Bunlarla birlikte, kentsel alanlarda yapı yoğunluğunun yeterli açık-yeşil alanları içerecek şekilde olması, tahliye ve yardım desteğinin erişimi için gerekli olan ana yolların uygun genişlikte, süreklilik ve sağlamlıkta oluşturulması, kritik altyapı sistemlerinin dayanıklılığının güvence altına alınması da diğer önemli risk azaltım stratejileri arasında.

Yukarıda bahsettiğim şartları biraz detaylandırmak gerekirse, örneğin özellikle tahliye yollarının deprem olduğunda yıkılmayacak binalardan olması tüm mahalleliye erişilebilmek veya mahallelinin güvenli toplanma alanlarına tahliye olabilmesi için hayati önemde olduğundan buradaki binaların her şeyden önce sağlam yapılması ve güçlendirilmesi gerek. Yol genişliği konusu da çevresindeki binaların yüksekliği ile orantılı. Bütün tedbirlere rağmen yıkılırsa bırakacağı enkazla yollarda geçişi sağlayacak yeterli açıklık olmalı.

Kaynak: NAKABAYASHI, JICA Teknik Semineri (Webinar), 1.10.2020

Burada temel varsayım; risk azaltma aşamasında ne kadar başarılı olunursa, deprem gibi olayların afetlere dönüşmeyeceği, deprem olduktan sonrasındaki acil müdahale aşamasında da o kadar başarılı olunacağıdır.

Daha açık bir deyişle, depremde ne kadar az yapı yıkılırsa, kaldırılacak enkaz, sarılacak yara ya da kurtarılacak can o kadar az olur. Bu da afet sonrasında, acil müdahale için oluşturulan sistemin kapasitesini aşmayan bir iş yükü ile karşılaşmak demektir. Kahramanmaraş Depremleri sonrasında yaşadıklarımız, afet öncesi risk azaltma aşamasındaki başarısızlığımızın sonucu aslında. Afet öncesi azaltamadığımız riskler, afet sonrasında karşımıza mevcut kapasiteyi aşan bir acil müdahale bilançosu çıkardı.

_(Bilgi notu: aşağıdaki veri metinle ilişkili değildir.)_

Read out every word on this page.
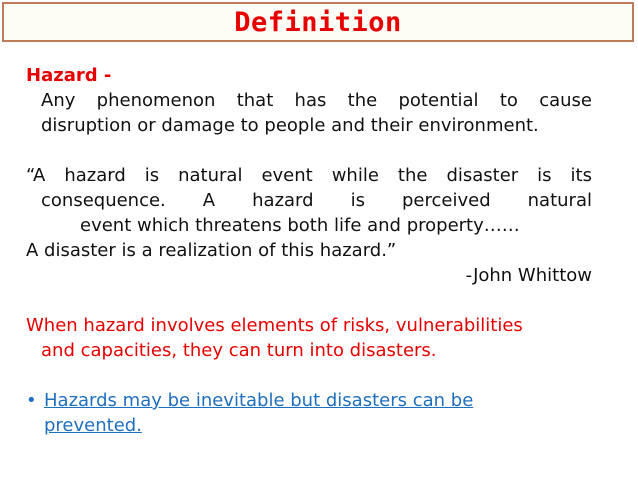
Definition
Hazard -
Any phenomenon that has the potential to cause
disruption or damage to people and their environment.
“A hazard is natural event while the disaster is its
consequence. A hazard is perceived natural
event which threatens both life and property……
A disaster is a realization of this hazard.”
-John Whittow
When hazard involves elements of risks, vulnerabilities
and capacities, they can turn into disasters.
• Hazards may be inevitable but disasters can be
prevented.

Dolayısıyla, “Deprem gibi doğa kaynaklı ya da yangınlar, kazalar gibi insan kaynaklı tehlikelerin büyük ölçekli afetlere dönüşmemesi, can kayıpları ile ekonomik zararların en aza indirilmesi mümkün mü?” sorusunun yanıtını, afet sonrasında yapılacak arama, kurtarma ve yara sarma eylemlerinde değil, afet öncesinde alınacak risk azaltım önlem ve uygulamalarında aramak gerekiyor.

Örneğin; yeni yerleşim alanları seçilirken fay zonları ile akarsu yatakları, kıyı alanları, vadi tabanları gibi yumuşak zemin olabilecek alanlardan kaçınmak, yeni yerleşimleri daha uygun zeminlerde ve o zeminin koşullarına uygun bir yapılaşma düzeni ile planlamak gibi.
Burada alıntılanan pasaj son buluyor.